Over five rounds, the players must fulfill power requirements represented by a common competitive power track and meet specific requests of personal contracts. At the same time, by placing a limited number of engineers, they attempt to enhance their machinery to acquire new and more efficient construction actions and to build and activate special unique-effect buildings to forward their own developing strategy.

Welkin

You are dreaming about evading in the islands? To travel above the sky and further than the horizon? Be glad as you now are a celestial construction manager, architect of the sky! Collect animal and plant ressources, assemble them and add a little life spirit: congratulations! You just built an island in the sky!

The aim of the game is to win the most gold by crafting and selling those famous floating islands. Each turn, the players/architects can either select a new island creation contract, produce resources amongst the 5 existing types, or allocate these resources on their contracts to craft them. Players have limited spaces to store these contracts and resources, so they’ll have to juggle with their production line to complete their objectives in an optimized manner!

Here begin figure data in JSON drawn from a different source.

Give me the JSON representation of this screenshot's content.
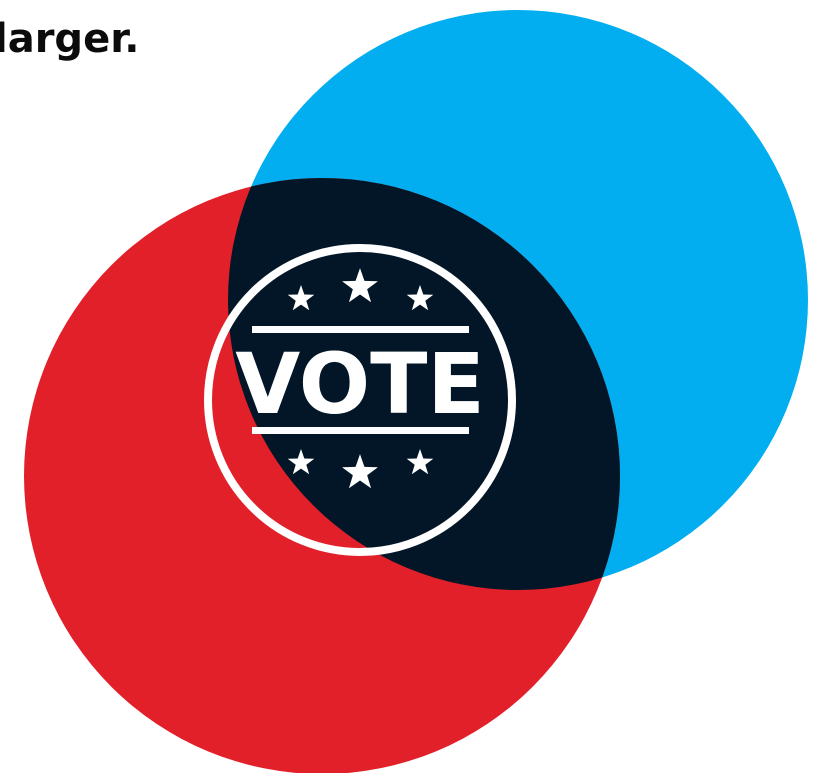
{
  "heading": "larger.",
  "badge": {
    "label": "VOTE"
  }
}
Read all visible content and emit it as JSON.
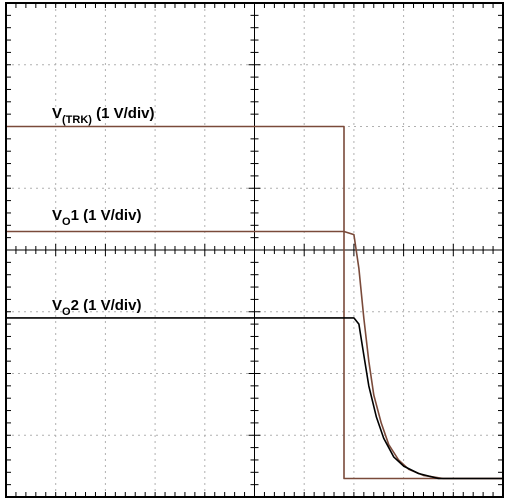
{
  "chart_data": {
    "type": "line",
    "title": "",
    "xlabel": "",
    "ylabel": "",
    "grid": true,
    "xlim": [
      0,
      10
    ],
    "ylim": [
      -4,
      4
    ],
    "series": [
      {
        "name_parts": [
          "V",
          "(TRK)",
          " (1 V/div)"
        ],
        "color": "#7a4a3a",
        "points": [
          [
            0,
            2.0
          ],
          [
            6.8,
            2.0
          ],
          [
            6.8,
            -3.7
          ],
          [
            10,
            -3.7
          ]
        ]
      },
      {
        "name_parts": [
          "V",
          "O",
          "1 (1 V/div)"
        ],
        "color": "#7a4a3a",
        "points": [
          [
            0,
            0.3
          ],
          [
            6.8,
            0.3
          ],
          [
            7.0,
            0.25
          ],
          [
            7.1,
            -0.3
          ],
          [
            7.2,
            -1.1
          ],
          [
            7.3,
            -1.8
          ],
          [
            7.4,
            -2.35
          ],
          [
            7.55,
            -2.8
          ],
          [
            7.7,
            -3.15
          ],
          [
            7.9,
            -3.4
          ],
          [
            8.1,
            -3.55
          ],
          [
            8.4,
            -3.65
          ],
          [
            8.8,
            -3.7
          ],
          [
            10,
            -3.7
          ]
        ]
      },
      {
        "name_parts": [
          "V",
          "O",
          "2 (1 V/div)"
        ],
        "color": "#000000",
        "points": [
          [
            0,
            -1.1
          ],
          [
            7.0,
            -1.1
          ],
          [
            7.1,
            -1.2
          ],
          [
            7.2,
            -1.7
          ],
          [
            7.3,
            -2.2
          ],
          [
            7.45,
            -2.7
          ],
          [
            7.6,
            -3.05
          ],
          [
            7.8,
            -3.35
          ],
          [
            8.0,
            -3.5
          ],
          [
            8.3,
            -3.62
          ],
          [
            8.7,
            -3.7
          ],
          [
            10,
            -3.7
          ]
        ]
      }
    ]
  }
}
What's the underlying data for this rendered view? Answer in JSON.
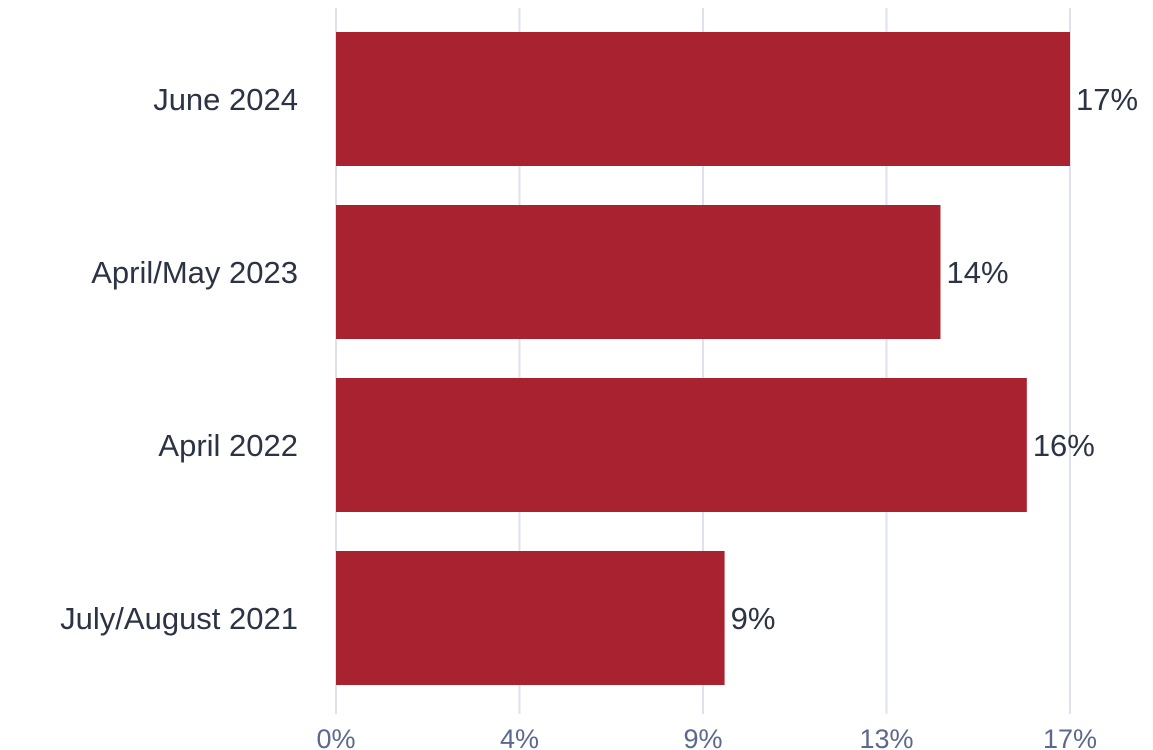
{
  "chart_data": {
    "type": "bar",
    "orientation": "horizontal",
    "categories": [
      "June 2024",
      "April/May 2023",
      "April 2022",
      "July/August 2021"
    ],
    "values": [
      17,
      14,
      16,
      9
    ],
    "value_labels": [
      "17%",
      "14%",
      "16%",
      "9%"
    ],
    "x_ticks": [
      0,
      4.25,
      8.5,
      12.75,
      17
    ],
    "x_tick_labels": [
      "0%",
      "4%",
      "9%",
      "13%",
      "17%"
    ],
    "xlim": [
      0,
      17
    ],
    "grid": true,
    "legend": "none",
    "bar_color": "#a8222f"
  }
}
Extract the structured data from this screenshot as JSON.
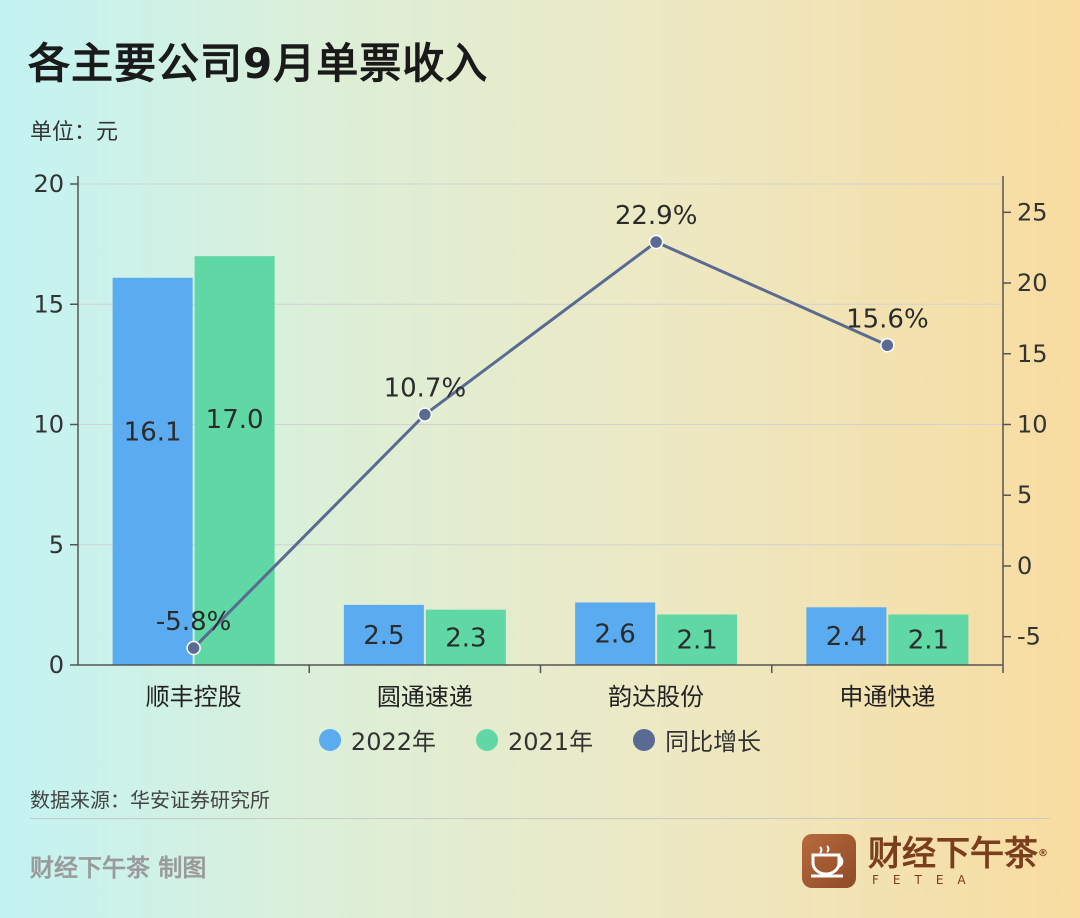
{
  "title": "各主要公司9月单票收入",
  "unit_label": "单位：元",
  "source": "数据来源：华安证券研究所",
  "credit": "财经下午茶 制图",
  "brand": {
    "name": "财经下午茶",
    "sub": "FETEA",
    "reg": "®"
  },
  "legend": {
    "s1": "2022年",
    "s2": "2021年",
    "s3": "同比增长"
  },
  "colors": {
    "s1": "#5aabf0",
    "s2": "#5fd8a6",
    "line": "#5a6a92",
    "axis": "#555555",
    "grid": "#d2d2d2"
  },
  "chart_data": {
    "type": "bar",
    "categories": [
      "顺丰控股",
      "圆通速递",
      "韵达股份",
      "申通快递"
    ],
    "series": [
      {
        "name": "2022年",
        "type": "bar",
        "axis": "left",
        "values": [
          16.1,
          2.5,
          2.6,
          2.4
        ],
        "labels": [
          "16.1",
          "2.5",
          "2.6",
          "2.4"
        ]
      },
      {
        "name": "2021年",
        "type": "bar",
        "axis": "left",
        "values": [
          17.0,
          2.3,
          2.1,
          2.1
        ],
        "labels": [
          "17.0",
          "2.3",
          "2.1",
          "2.1"
        ]
      },
      {
        "name": "同比增长",
        "type": "line",
        "axis": "right",
        "values": [
          -5.8,
          10.7,
          22.9,
          15.6
        ],
        "labels": [
          "-5.8%",
          "10.7%",
          "22.9%",
          "15.6%"
        ]
      }
    ],
    "y_left": {
      "ticks": [
        "0",
        "5",
        "10",
        "15",
        "20"
      ],
      "range": [
        0,
        20
      ]
    },
    "y_right": {
      "ticks": [
        "-5",
        "0",
        "5",
        "10",
        "15",
        "20",
        "25"
      ],
      "range": [
        -7,
        27
      ]
    },
    "grid": true,
    "legend_position": "bottom"
  }
}
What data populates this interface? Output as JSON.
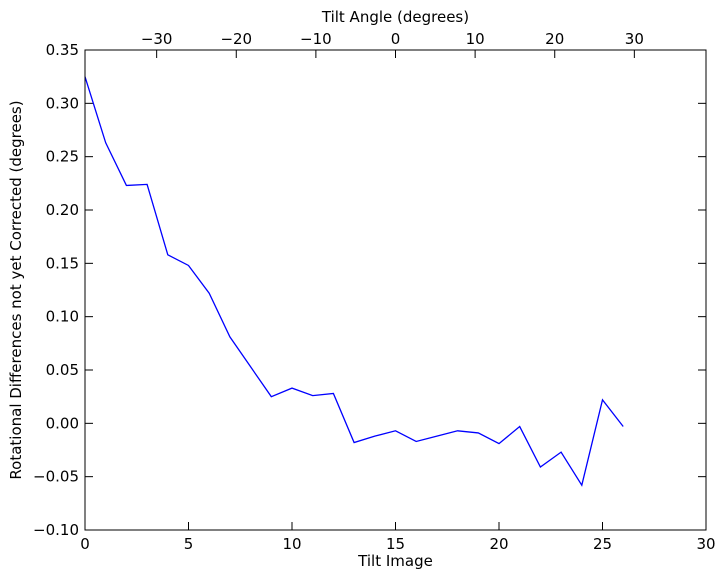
{
  "chart_data": {
    "type": "line",
    "title": "",
    "xlabel": "Tilt Image",
    "ylabel": "Rotational Differences not yet Corrected (degrees)",
    "top_xlabel": "Tilt Angle (degrees)",
    "xlim": [
      0,
      30
    ],
    "ylim": [
      -0.1,
      0.35
    ],
    "top_xlim": [
      -39,
      39
    ],
    "grid": false,
    "line_color": "#0000ff",
    "x_ticks": [
      0,
      5,
      10,
      15,
      20,
      25,
      30
    ],
    "x_tick_labels": [
      "0",
      "5",
      "10",
      "15",
      "20",
      "25",
      "30"
    ],
    "y_ticks": [
      -0.1,
      -0.05,
      0.0,
      0.05,
      0.1,
      0.15,
      0.2,
      0.25,
      0.3,
      0.35
    ],
    "y_tick_labels": [
      "−0.10",
      "−0.05",
      "0.00",
      "0.05",
      "0.10",
      "0.15",
      "0.20",
      "0.25",
      "0.30",
      "0.35"
    ],
    "top_x_ticks": [
      -30,
      -20,
      -10,
      0,
      10,
      20,
      30
    ],
    "top_x_tick_labels": [
      "−30",
      "−20",
      "−10",
      "0",
      "10",
      "20",
      "30"
    ],
    "series": [
      {
        "x": [
          0,
          1,
          2,
          3,
          4,
          5,
          6,
          7,
          8,
          9,
          10,
          11,
          12,
          13,
          14,
          15,
          16,
          17,
          18,
          19,
          20,
          21,
          22,
          23,
          24,
          25,
          26
        ],
        "values": [
          0.325,
          0.263,
          0.223,
          0.224,
          0.158,
          0.148,
          0.122,
          0.081,
          0.053,
          0.025,
          0.033,
          0.026,
          0.028,
          -0.018,
          -0.012,
          -0.007,
          -0.017,
          -0.012,
          -0.007,
          -0.009,
          -0.019,
          -0.003,
          -0.041,
          -0.027,
          -0.058,
          0.022,
          -0.003
        ]
      }
    ]
  }
}
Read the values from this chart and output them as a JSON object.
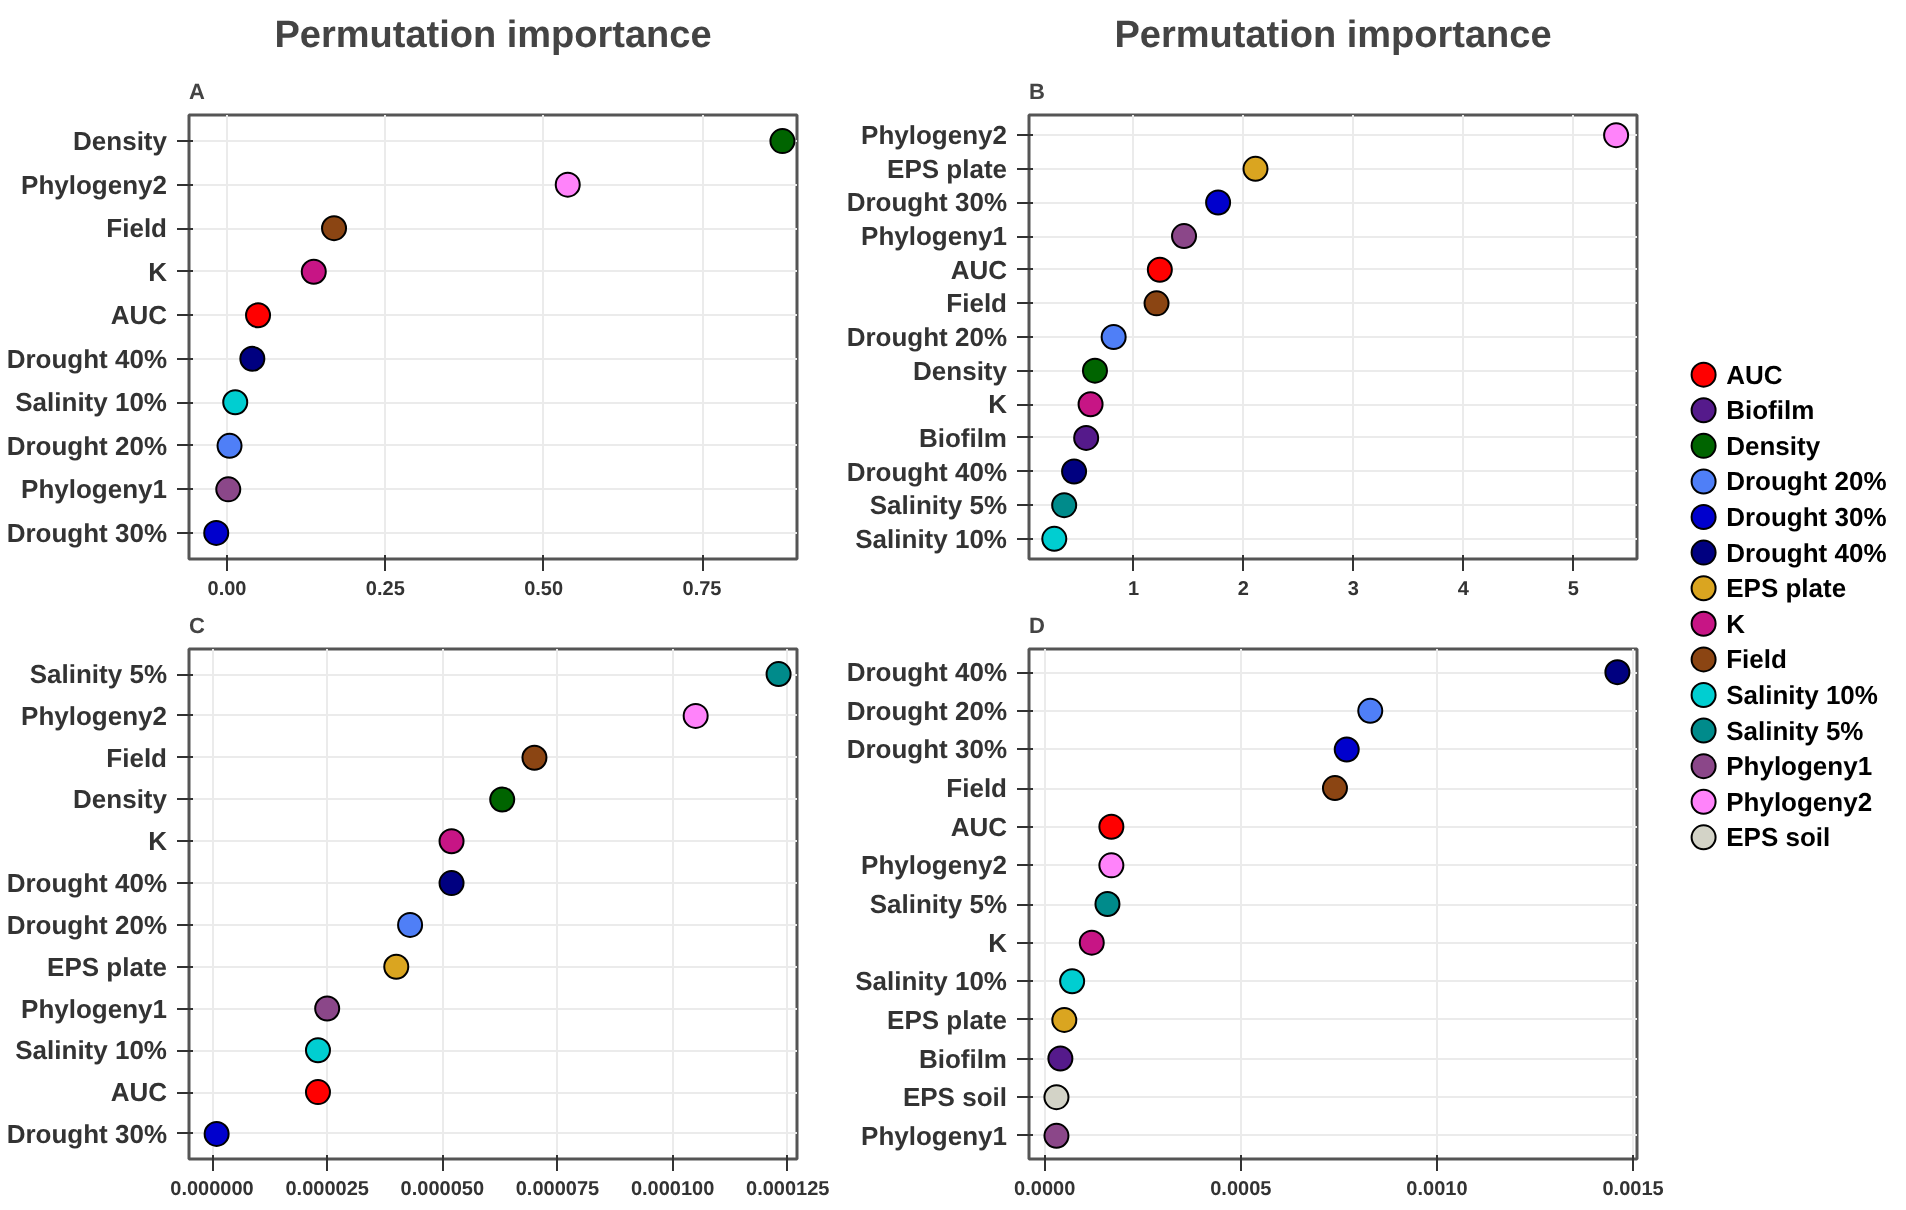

As soon as a contract is fulfilled, it is immediately sold and its creator receives gold depending on the resources used for its creation… but their value isn’t fixed and depends on the current market! Is it better to get one’s rewards immediately, or to manipulate the resources’ values for a greater reward later…?

Once there’s no more contracts available, the game ends. The architect who amassed the most gold will get their place amongst the stars!

-description from publisher

Trismegistus: The Ultimate Formula

You are an adept of the mysterious art of alchemy, seeking a way to become the successor of the greatest alchemist ever living — Hermes Trismegistus. In order to do so you will be transmuting mere metals into pure gold, performing experiments, and inventing artifacts to finally achieve everlasting greatness.

Trismegistus: The Ultimate Formula is played over three rounds during which you will draft exactly three dice. By expertly utilizing the potency of your drafted die, you will be able to transmute precious materials, collect alchemical essences, purchase and activate artifacts, and perform experiments that will progress you along four mastery tracks. You will also build a secret hand of publication cards which — together with the value of your experiments, the completed formulas of your Philosopher's Stone, and your collected gold — will determine your final score in victory points and, perhaps, make you the greatest alchemist, someone able to rival Hermes Trismegistus himself!

The game features custom dice, the sides of which represent alchemical materials. At the beginning of each round, the dice are rolled and grouped by their respective types. On your turn, you must either draft a new die or utilize the untapped potency of a previously drafted die. Based on the material associated with your chosen die, you will be able to collect certain essences in addition to the material to which the die is keyed. Additionally, the color of the die will determine which types of transmutations you can perform, refining raw materials and increasing your mastery of the elements.

Acquire precious artifacts in order to maximize the effects of your transmutations. Conduct experiments. Increase your knowledge and expertise and discover the ultimate formula!

The game includes a solo mode by Dávid Turczi and Nick Shaw.